Kami duduk di meja yang berada di tengah ruangan. Erine terlihat cukup ceria, dia memesan sepotong cake. Sedangkan aku memesan segelas teh susu. Kami melanjutkan bincang-bincang kami, saling mengenal lebih jauh. Perlahan-lahan Erine mulai membuka diri, dia mulai tertawa dan tersenyum lagi. Bahkan dia tertawa terbahak-bahak saat pelayan yang mengantarkan cakenya salah memberikan alat makan. Bukannya memberikan sendok dan garpu malah memberikan dua buah garpu. Kemudian Erine minta di foto saat makan dengan dua garpu itu.
Semua berjalan baik, Aku pun bisa bernafas dengan lega. Sebelum pulang Erine ingin ke kamar kecil dahulu. Aku pun menunggunya, aku melihat jam di handphone jadulku. Sudah hampir pukul 11 malam. Tidak lama kemudian Erine keluar dari kamar kecil, saat sedang berjalan menuju ke mejaku dia di goda oleh tiga pemuda yang duduk di meja dekat dengan kamar kecil. " Hei cewe, Temanin abang lah" Goda salah satu pemuda itu. Reaksi Erine ternyata mengejutkan, dia lalu memarahi ketiga pemuda ini dengan sebutan tidak tau diri dan kata-kata kasar lainnya. Aku baru sadar Erine memiliki karakter yang sangat keras. Ketiga pemuda ini tidak terima dan langsung berdiri memegang tangan Erine. Akupun bergegas ke sana, suasana dalam cafe menjadi cukup panik. Tidak kusangka kejadian seperti ini harus terjadi di tempat yang bahkan dindingnya di cat dengan warna pink. Aku melepaskan tangan pemuda itu dari Erine dan meminta maaf atas kata-kata Erine. Anak-anak muda ini justru mengatakan padaku untuk tidak ikut campur. Salah satu dari mereka melayangkan pukulan padaku, dengan cepat aku hindari. Akhirnya aku berkelahi dengan ketiga pemuda ini, tidak perlu waktu lama untuk menumbangkan mereka bertiga yang tidak memiliki kemampuan bela diri sepertiku. Namun perkelahian kami merusak beberapa properti cafe. Erine terkejut dan senang sekali menontonku. Dia akhirnya menganti semua kerusakan yang kutimbulkan, namun dia sepertinya puas.
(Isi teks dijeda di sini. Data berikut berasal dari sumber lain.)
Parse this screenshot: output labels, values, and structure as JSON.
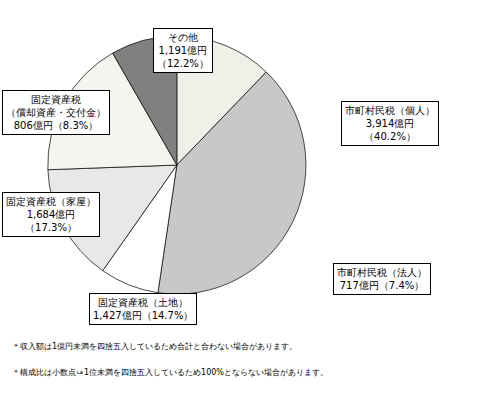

Segera kami keluar dari cafe itu.
Saat di mobil Erine bertanya, apakah yang aku gunakan tadi adalah Kung Fu seperti Jet Lee atau Jackie Chan. Karena dia melihat aku seperti aktor laga dalam film-film yang biasa dia tonton. Aku melihatnya dari Spion dan mengatakan bahwa sebaiknya dia tidak banyak menonton film yang mengandung kekerasan, dan aku jelaskan bahwa yang tadi aku gunakan adalah Muay Thai. Erine bertanya banyak tentang Muay Thai, dan aku hanya menjelaskan sejarah dan bagaimana aku tertarik mempelajarinya. Akhirnya kami sampai di rumah Erine. Ketika aku ingin pamit, Erine membayarku dengan jumlah uang yang banyak. Namun aku menolak, aku mengatakan melihat senyum indahnya malam ini adalah bayaran yang pantas. Erine tersenyum senang, pipinya pun memerah. Erine meminta Julius mengantarku pulang. Dalam perjalanan Julius mengatakan bahwa dia tidak pernah melihat Erine sebahagia itu. Aku dan Julius akhirnya bertukar nomor Handphone. Julius bercerita bahwa dia baru ditunjuk oleh kepala Pelayan sebagai supir pribadi Erine.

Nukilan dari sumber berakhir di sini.